Но мне плевать. Я его ненавижу!

Закинув рюкзак на плечо, я бегу по парковке, осторожно огибая машины. Все еще помню, как один первогодок поцарапал крыло одному из «Акул». Они потом загнали его в угол в туалете и заставили вылизать обувь. Лучший совет для всех, кто не входит в их клуб, – держаться подальше. Не смотреть. Не трогать. Делать вид, что их не существует. Эти правила помогли мне пережить первые два года. Третий год… Ну, лучше не вспоминать. Но остался еще один, и я снова буду руководствоваться теми же принципами.

Сердце колотится сильнее с каждым шагом, пока я подхожу к двойным дверям, увитым плющом. По обе стороны – серые башенки, как у замка. Звонок еще не прозвенел, а значит, у меня ровно пять минут, чтобы добраться до шкафчика и потом – до класса. Я специально приехала поздно. Таков был мой план, потому что куда мне без плана?

По пути я одергиваю красную с золотом клетчатую юбку, доходящую до середины бедра. Форму выдала администрация, чтобы стереть границы между богатыми и неимущими. Как же! Всем и так понятно, кто тут богатый, а кто – как я. Стоит посмотреть на парковку.

– Люблю тебя, Луиза! – бормочу я себе под нос. – У этих придурков есть только то, что им купили родители.

Остановившись у двери, я глубоко вдыхаю. В отличие от обычных школ, двери здесь не простые, а из толстого витражного стекла, как в старых особняках. На самом верху – гравюра с красным драконом. Раньше я считала его красивым, а сейчас… ха! Ужас засасывает, словно трясина, хотя за двадцать минут езды из центра Нэшвилла до школы я сто раз пыталась убедить себя, что все будет нормально.

– Крепись! – шепчу я. – За дверями ждут вампиры и черти.

Я усмехаюсь. Ах, если бы! Взяла бы тогда кол да разобралась с ними, как Баффи. Жаль, что они просто люди и их нельзя заколоть.
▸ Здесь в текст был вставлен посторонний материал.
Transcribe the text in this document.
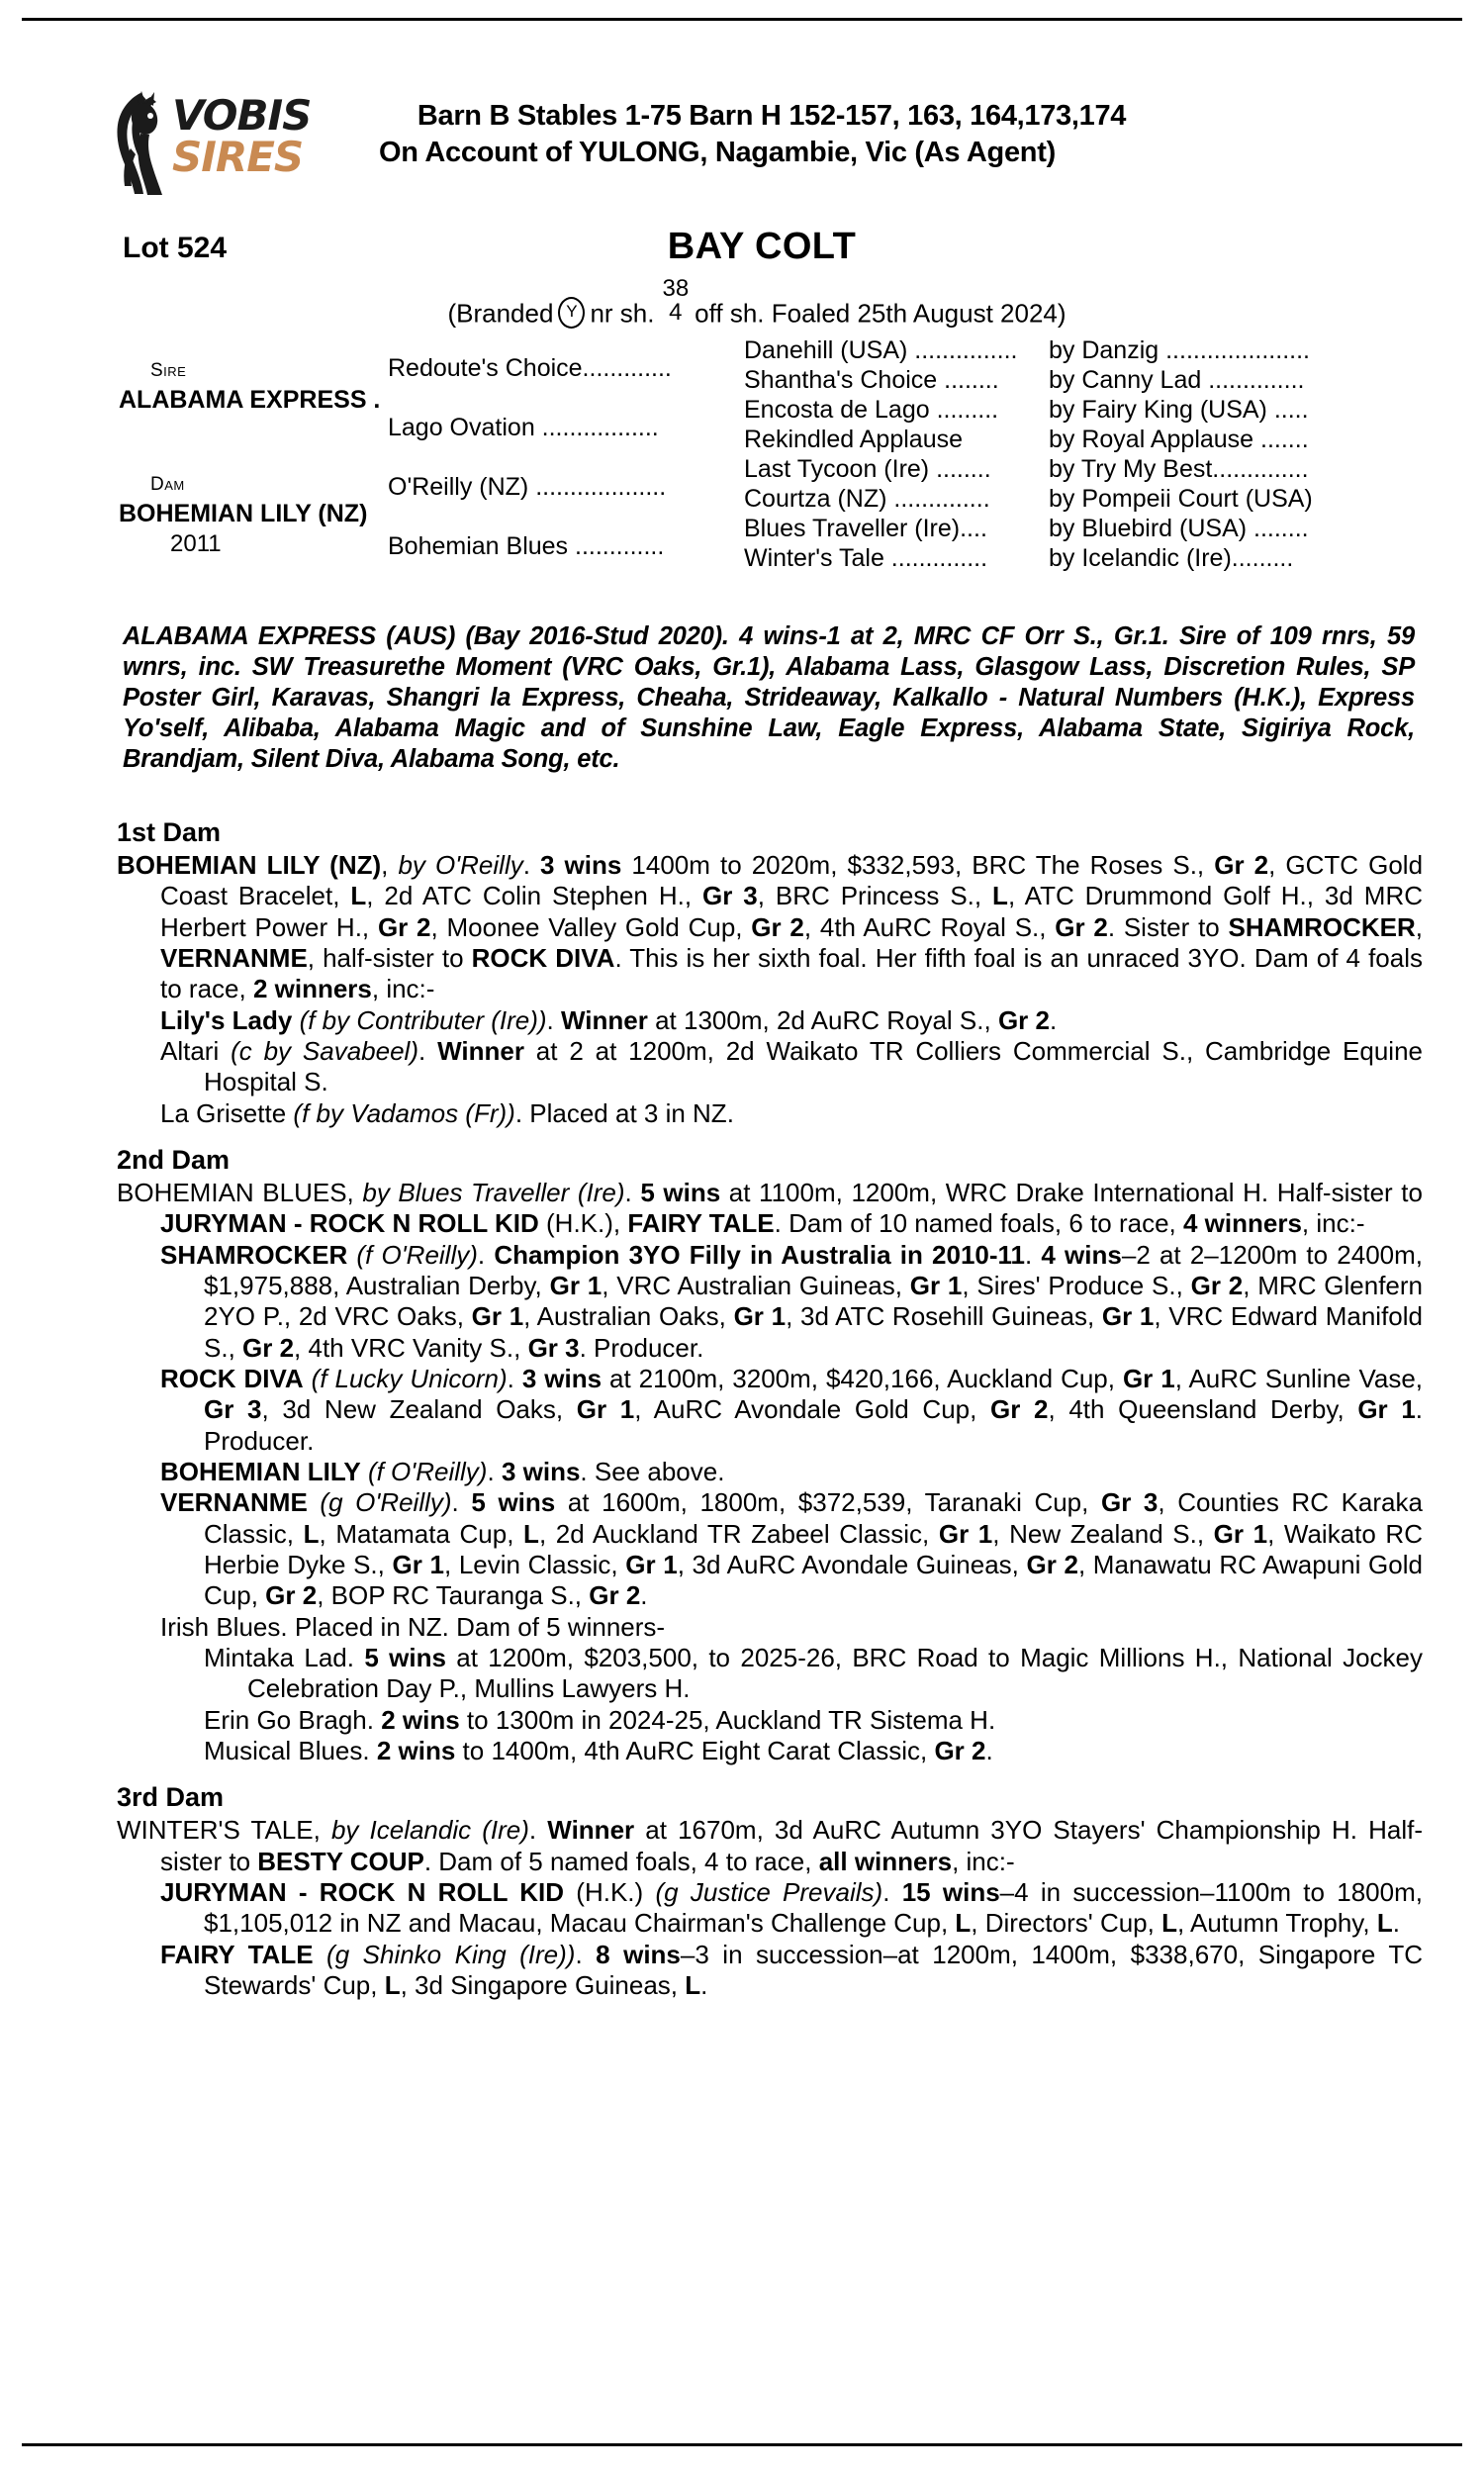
VOBIS
SIRES
Barn B Stables 1-75 Barn H 152-157, 163, 164,173,174
On Account of YULONG, Nagambie, Vic (As Agent)
Lot 524	BAY COLT
(Branded Y nr sh.
38
4 off sh. Foaled 25th August 2024)
Sire
ALABAMA EXPRESS .
Dam
BOHEMIAN LILY (NZ)
2011
Redoute's Choice.............
Lago Ovation .................
O'Reilly (NZ) ...................
Bohemian Blues .............
Danehill (USA) ...............
Shantha's Choice ........
Encosta de Lago .........
Rekindled Applause
Last Tycoon (Ire) ........
Courtza (NZ) ..............
Blues Traveller (Ire)....
Winter's Tale ..............
by Danzig .....................
by Canny Lad ..............
by Fairy King (USA) .....
by Royal Applause .......
by Try My Best..............
by Pompeii Court (USA)
by Bluebird (USA) ........
by Icelandic (Ire).........
ALABAMA EXPRESS (AUS) (Bay 2016-Stud 2020). 4 wins-1 at 2, MRC CF Orr S., Gr.1. Sire of 109 rnrs, 59 wnrs, inc. SW Treasurethe Moment (VRC Oaks, Gr.1), Alabama Lass, Glasgow Lass, Discretion Rules, SP Poster Girl, Karavas, Shangri la Express, Cheaha, Strideaway, Kalkallo - Natural Numbers (H.K.), Express Yo'self, Alibaba, Alabama Magic and of Sunshine Law, Eagle Express, Alabama State, Sigiriya Rock, Brandjam, Silent Diva, Alabama Song, etc.
1st Dam

BOHEMIAN LILY (NZ), by O'Reilly. 3 wins 1400m to 2020m, $332,593, BRC The Roses S., Gr 2, GCTC Gold Coast Bracelet, L, 2d ATC Colin Stephen H., Gr 3, BRC Princess S., L, ATC Drummond Golf H., 3d MRC Herbert Power H., Gr 2, Moonee Valley Gold Cup, Gr 2, 4th AuRC Royal S., Gr 2. Sister to SHAMROCKER, VERNANME, half-sister to ROCK DIVA. This is her sixth foal. Her fifth foal is an unraced 3YO. Dam of 4 foals to race, 2 winners, inc:-

Lily's Lady (f by Contributer (Ire)). Winner at 1300m, 2d AuRC Royal S., Gr 2.

Altari (c by Savabeel). Winner at 2 at 1200m, 2d Waikato TR Colliers Commercial S., Cambridge Equine Hospital S.

La Grisette (f by Vadamos (Fr)). Placed at 3 in NZ.

2nd Dam

BOHEMIAN BLUES, by Blues Traveller (Ire). 5 wins at 1100m, 1200m, WRC Drake International H. Half-sister to JURYMAN - ROCK N ROLL KID (H.K.), FAIRY TALE. Dam of 10 named foals, 6 to race, 4 winners, inc:-

SHAMROCKER (f O'Reilly). Champion 3YO Filly in Australia in 2010-11. 4 wins–2 at 2–1200m to 2400m, $1,975,888, Australian Derby, Gr 1, VRC Australian Guineas, Gr 1, Sires' Produce S., Gr 2, MRC Glenfern 2YO P., 2d VRC Oaks, Gr 1, Australian Oaks, Gr 1, 3d ATC Rosehill Guineas, Gr 1, VRC Edward Manifold S., Gr 2, 4th VRC Vanity S., Gr 3. Producer.

ROCK DIVA (f Lucky Unicorn). 3 wins at 2100m, 3200m, $420,166, Auckland Cup, Gr 1, AuRC Sunline Vase, Gr 3, 3d New Zealand Oaks, Gr 1, AuRC Avondale Gold Cup, Gr 2, 4th Queensland Derby, Gr 1. Producer.

BOHEMIAN LILY (f O'Reilly). 3 wins. See above.

VERNANME (g O'Reilly). 5 wins at 1600m, 1800m, $372,539, Taranaki Cup, Gr 3, Counties RC Karaka Classic, L, Matamata Cup, L, 2d Auckland TR Zabeel Classic, Gr 1, New Zealand S., Gr 1, Waikato RC Herbie Dyke S., Gr 1, Levin Classic, Gr 1, 3d AuRC Avondale Guineas, Gr 2, Manawatu RC Awapuni Gold Cup, Gr 2, BOP RC Tauranga S., Gr 2.

Irish Blues. Placed in NZ. Dam of 5 winners-

Mintaka Lad. 5 wins at 1200m, $203,500, to 2025-26, BRC Road to Magic Millions H., National Jockey Celebration Day P., Mullins Lawyers H.

Erin Go Bragh. 2 wins to 1300m in 2024-25, Auckland TR Sistema H.

Musical Blues. 2 wins to 1400m, 4th AuRC Eight Carat Classic, Gr 2.

3rd Dam

WINTER'S TALE, by Icelandic (Ire). Winner at 1670m, 3d AuRC Autumn 3YO Stayers' Championship H. Half-sister to BESTY COUP. Dam of 5 named foals, 4 to race, all winners, inc:-

JURYMAN - ROCK N ROLL KID (H.K.) (g Justice Prevails). 15 wins–4 in succession–1100m to 1800m, $1,105,012 in NZ and Macau, Macau Chairman's Challenge Cup, L, Directors' Cup, L, Autumn Trophy, L.

FAIRY TALE (g Shinko King (Ire)). 8 wins–3 in succession–at 1200m, 1400m, $338,670, Singapore TC Stewards' Cup, L, 3d Singapore Guineas, L.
Я приглаживаю темные волосы. Они доходят до плеч, и пряди спереди длиннее, чем сзади, – совсем не те длинные светлые локоны, которые были в прошлом году. Смена имиджа стала для меня терапией. Я покрасилась для себя: хотела доказать этим уродам, что больше не миленькая добренькая стипендиатка. К черту! Прошлое придает мне сил. Я ночевала в приютах для бездомных. Видела, как мама колет наркоту в руки и между пальцами ног – куда угодно, только бы словить кайф. Видела, как она высасывает бутылку водки на завтрак.

По сравнению со мной эти богатеи – младенцы.

Так почему я трясусь?

«Не бойся», – шепчет внутренний голос.

Я распахиваю двери навстречу прохладному воздуху и ярко освещенным коридорам. Снаружи «Кэмден» похож на старинный замок, но внутри – современная роскошь, как в особняке миллионера.
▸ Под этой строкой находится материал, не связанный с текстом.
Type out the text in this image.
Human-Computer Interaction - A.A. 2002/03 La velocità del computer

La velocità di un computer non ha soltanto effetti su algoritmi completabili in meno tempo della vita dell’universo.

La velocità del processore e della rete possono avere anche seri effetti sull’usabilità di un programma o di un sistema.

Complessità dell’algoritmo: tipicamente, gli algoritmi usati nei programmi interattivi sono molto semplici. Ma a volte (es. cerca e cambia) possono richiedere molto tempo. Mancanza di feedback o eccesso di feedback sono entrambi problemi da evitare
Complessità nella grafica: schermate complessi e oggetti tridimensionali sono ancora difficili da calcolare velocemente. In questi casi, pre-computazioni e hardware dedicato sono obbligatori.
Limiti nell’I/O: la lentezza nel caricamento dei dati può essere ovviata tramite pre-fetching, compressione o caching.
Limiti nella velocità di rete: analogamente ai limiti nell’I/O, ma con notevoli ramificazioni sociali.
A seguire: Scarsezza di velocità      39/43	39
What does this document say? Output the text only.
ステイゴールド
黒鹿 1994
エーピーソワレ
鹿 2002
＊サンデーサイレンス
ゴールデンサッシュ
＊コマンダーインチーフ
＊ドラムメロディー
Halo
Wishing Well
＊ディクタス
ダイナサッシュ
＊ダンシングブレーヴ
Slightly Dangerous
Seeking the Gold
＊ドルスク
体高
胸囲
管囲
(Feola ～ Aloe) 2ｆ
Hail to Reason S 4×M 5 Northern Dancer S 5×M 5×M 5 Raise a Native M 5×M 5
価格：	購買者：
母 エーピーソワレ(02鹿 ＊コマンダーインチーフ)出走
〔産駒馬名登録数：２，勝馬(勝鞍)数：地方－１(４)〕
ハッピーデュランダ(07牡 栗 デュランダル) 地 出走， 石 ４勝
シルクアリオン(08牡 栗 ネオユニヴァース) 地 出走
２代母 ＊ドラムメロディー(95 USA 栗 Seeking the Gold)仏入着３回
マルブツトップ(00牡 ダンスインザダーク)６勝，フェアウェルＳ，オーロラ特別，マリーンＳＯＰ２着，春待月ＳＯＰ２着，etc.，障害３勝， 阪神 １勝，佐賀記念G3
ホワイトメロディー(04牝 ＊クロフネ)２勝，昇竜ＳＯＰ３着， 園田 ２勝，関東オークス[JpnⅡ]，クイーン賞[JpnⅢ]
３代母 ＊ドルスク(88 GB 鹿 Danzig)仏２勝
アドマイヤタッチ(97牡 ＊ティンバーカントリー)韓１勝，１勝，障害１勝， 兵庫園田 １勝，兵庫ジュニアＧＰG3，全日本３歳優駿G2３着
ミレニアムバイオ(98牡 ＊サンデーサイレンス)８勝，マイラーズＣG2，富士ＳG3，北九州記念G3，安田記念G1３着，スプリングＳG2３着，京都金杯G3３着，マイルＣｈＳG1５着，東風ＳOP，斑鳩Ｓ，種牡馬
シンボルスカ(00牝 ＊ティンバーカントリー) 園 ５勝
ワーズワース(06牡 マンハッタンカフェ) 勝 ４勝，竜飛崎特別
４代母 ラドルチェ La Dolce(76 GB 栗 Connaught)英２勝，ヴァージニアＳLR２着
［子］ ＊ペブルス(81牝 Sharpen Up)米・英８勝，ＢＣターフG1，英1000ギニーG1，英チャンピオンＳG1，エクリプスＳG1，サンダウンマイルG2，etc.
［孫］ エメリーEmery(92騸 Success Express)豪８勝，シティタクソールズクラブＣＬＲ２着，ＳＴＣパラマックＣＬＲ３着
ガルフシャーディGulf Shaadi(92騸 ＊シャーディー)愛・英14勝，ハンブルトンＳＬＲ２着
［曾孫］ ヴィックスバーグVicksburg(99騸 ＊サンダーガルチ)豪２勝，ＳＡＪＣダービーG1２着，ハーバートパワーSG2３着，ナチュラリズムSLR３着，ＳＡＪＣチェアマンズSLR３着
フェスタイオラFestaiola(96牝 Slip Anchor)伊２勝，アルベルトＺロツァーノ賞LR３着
«Пахнет деньгами», – думаю я, на секунду застыв на пороге. Школа шикарная, тут ничего не скажешь! Теплые серые стены с белой обшивкой, лепнина, кожаные кресла – и это только холл! Я нерешительно прохожу дальше. На стенах величественные портреты бывших директоров соседствуют с фотографиями улыбающихся выпускников. Парни в костюмах, девушки в черных платьях. В конце года я тоже окажусь на общей фотографии класса. Из горла рвется истерический смешок, но я сдерживаю его.

Вокруг толпятся ученики – девушки в плиссированных юбках и белых блузках, как у меня, парни в светло-коричневых брюках и белых рубашках с красно-золотыми галстуками. Все поворачиваются, чтобы посмотреть, кто пришел в первый день учебы.

Глаза сверкают.

По толпе проносятся шепотки.

Борясь с нервами, я делаю глубокий вдох. Уже немного жалею, что пришла: хочется развернуться и убежать, но я держусь, как бы меня ни тошнило. Подавив эмоции, заталкиваю воспоминания в сундук и запираю на ключ. Представляю тяжелый замок и цепь, а потом выбрасываю этот кошмар в океан.
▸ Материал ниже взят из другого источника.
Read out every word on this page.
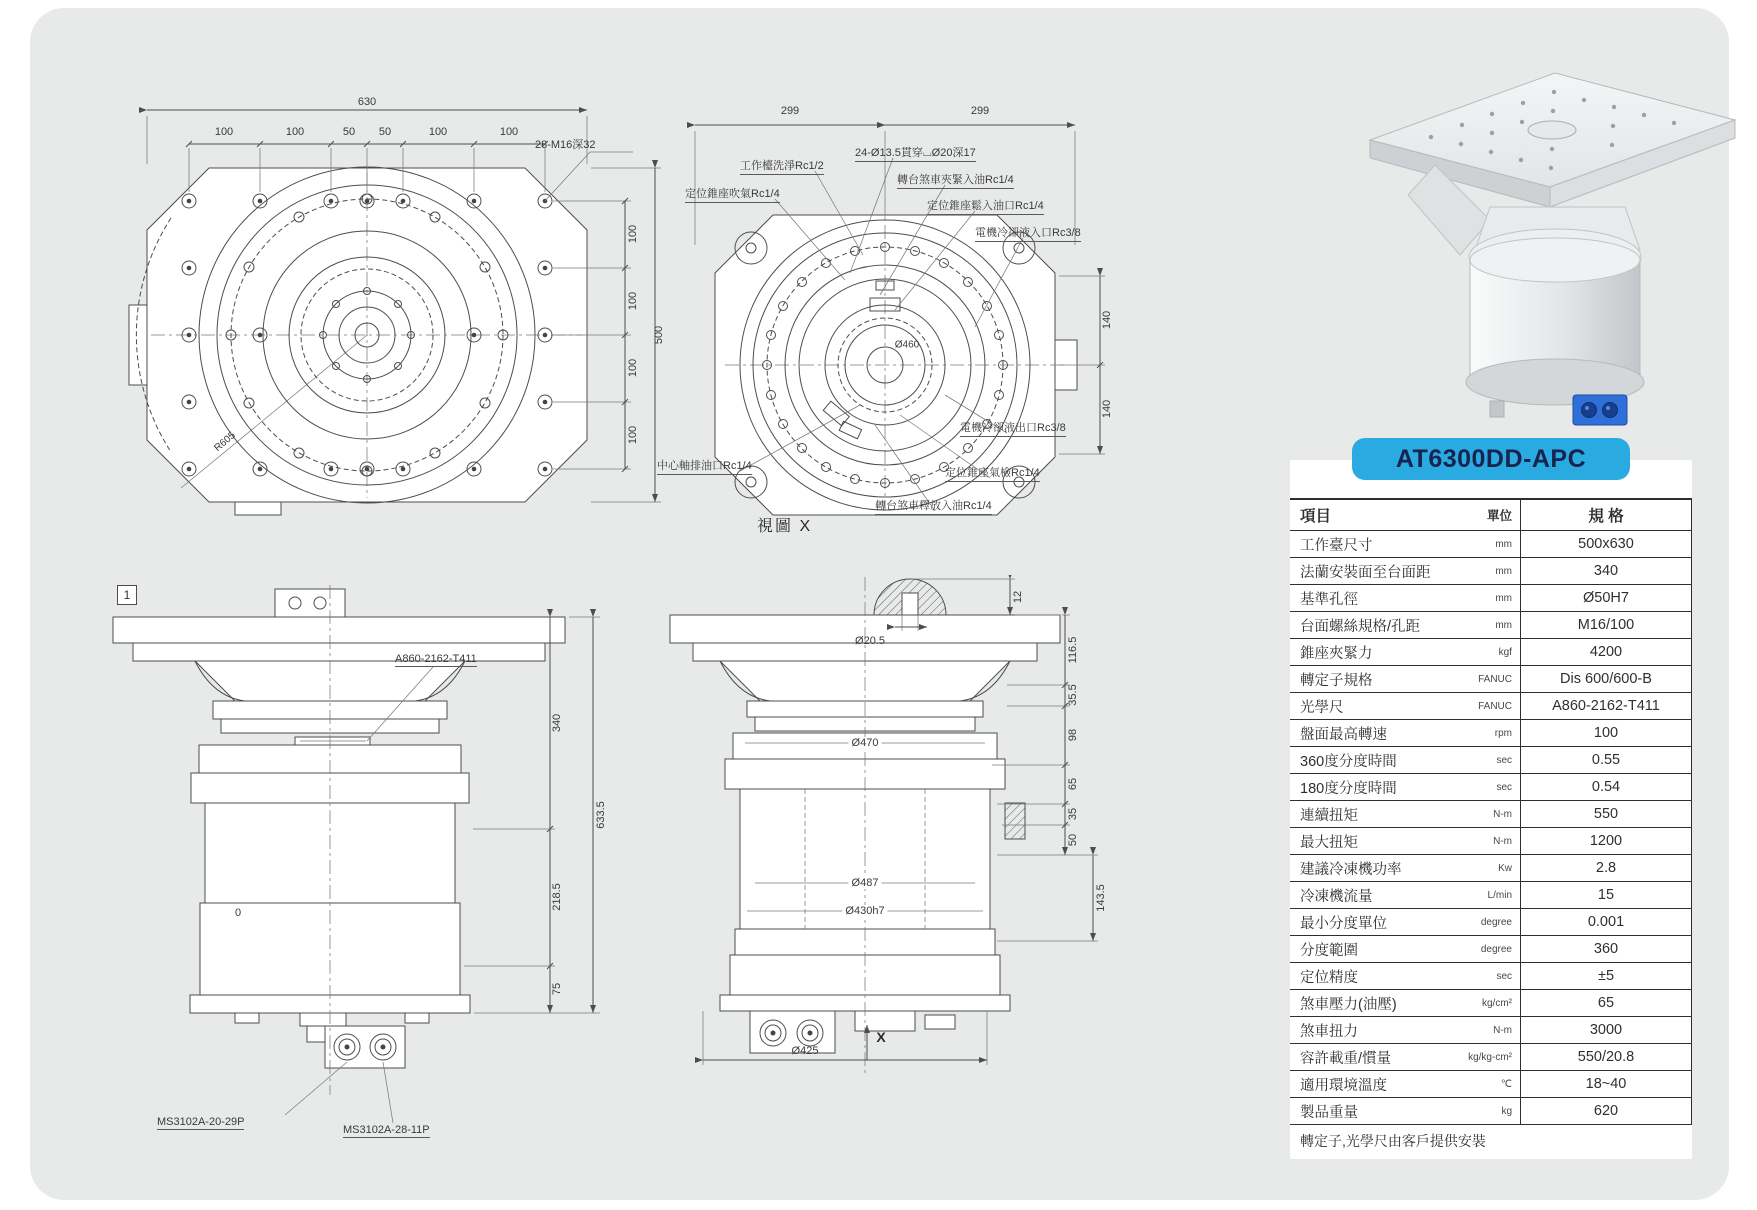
630
100	100	50 50	100	100
28-M16深32
100
100
100
100
500
R605
299	299
工作檯洗淨Rc1/2
定位錐座吹氣Rc1/4
24-Ø13.5貫穿⌴Ø20深17
轉台煞車夾緊入油Rc1/4
定位錐座鬆入油口Rc1/4
電機冷卻液入口Rc3/8
中心軸排油口Rc1/4
轉台煞車釋放入油Rc1/4
定位錐座氣檢Rc1/4
電機冷卻液出口Rc3/8
140
140
Ø460
視圖 X
1
A860-2162-T411
0
MS3102A-20-29P
MS3102A-28-11P
340
218.5
75
633.5
12
Ø20.5	116.5
35.5
98
65
35
50
143.5
Ø470
Ø487
Ø430h7
Ø425
X
AT6300DD-APC
項目	單位	規 格
工作臺尺寸	mm	500x630
法蘭安裝面至台面距	mm	340
基準孔徑	mm	Ø50H7
台面螺絲規格/孔距	mm	M16/100
錐座夾緊力	kgf	4200
轉定子規格	FANUC	Dis 600/600-B
光學尺	FANUC	A860-2162-T411
盤面最高轉速	rpm	100
360度分度時間	sec	0.55
180度分度時間	sec	0.54
連續扭矩	N-m	550
最大扭矩	N-m	1200
建議冷凍機功率	Kw	2.8
冷凍機流量	L/min	15
最小分度單位	degree	0.001
分度範圍	degree	360
定位精度	sec	±5
煞車壓力(油壓)	kg/cm²	65
煞車扭力	N-m	3000
容許載重/慣量	kg/kg-cm²	550/20.8
適用環境溫度	℃	18~40
製品重量	kg	620
轉定子,光學尺由客戶提供安裝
Пошел ты, третий год! Скатертью дорога!

С холодом в глазах, который практиковала неделю, я оглядываю учеников, не останавливаясь на лицах. О да: Ава Харрис, крыса, которая обратилась в полицию после вечеринки, вернулась.

И никуда не уйдет.

Еще один год, и я смогу побороться за государственную стипендию. Может, даже поступлю в Вандербильт. Вандербильт! По телу пробегает дрожь предвкушения. Престижный университет! Занятия с людьми, которые меня не знают! Собственные вещи, собственная дорога в будущее – красивая, мощеная и прямая…

Сама не замечая, прохожу по коридору. Толпа расступается, и когда ученики видят меня, то замирают, глядя во все глаза.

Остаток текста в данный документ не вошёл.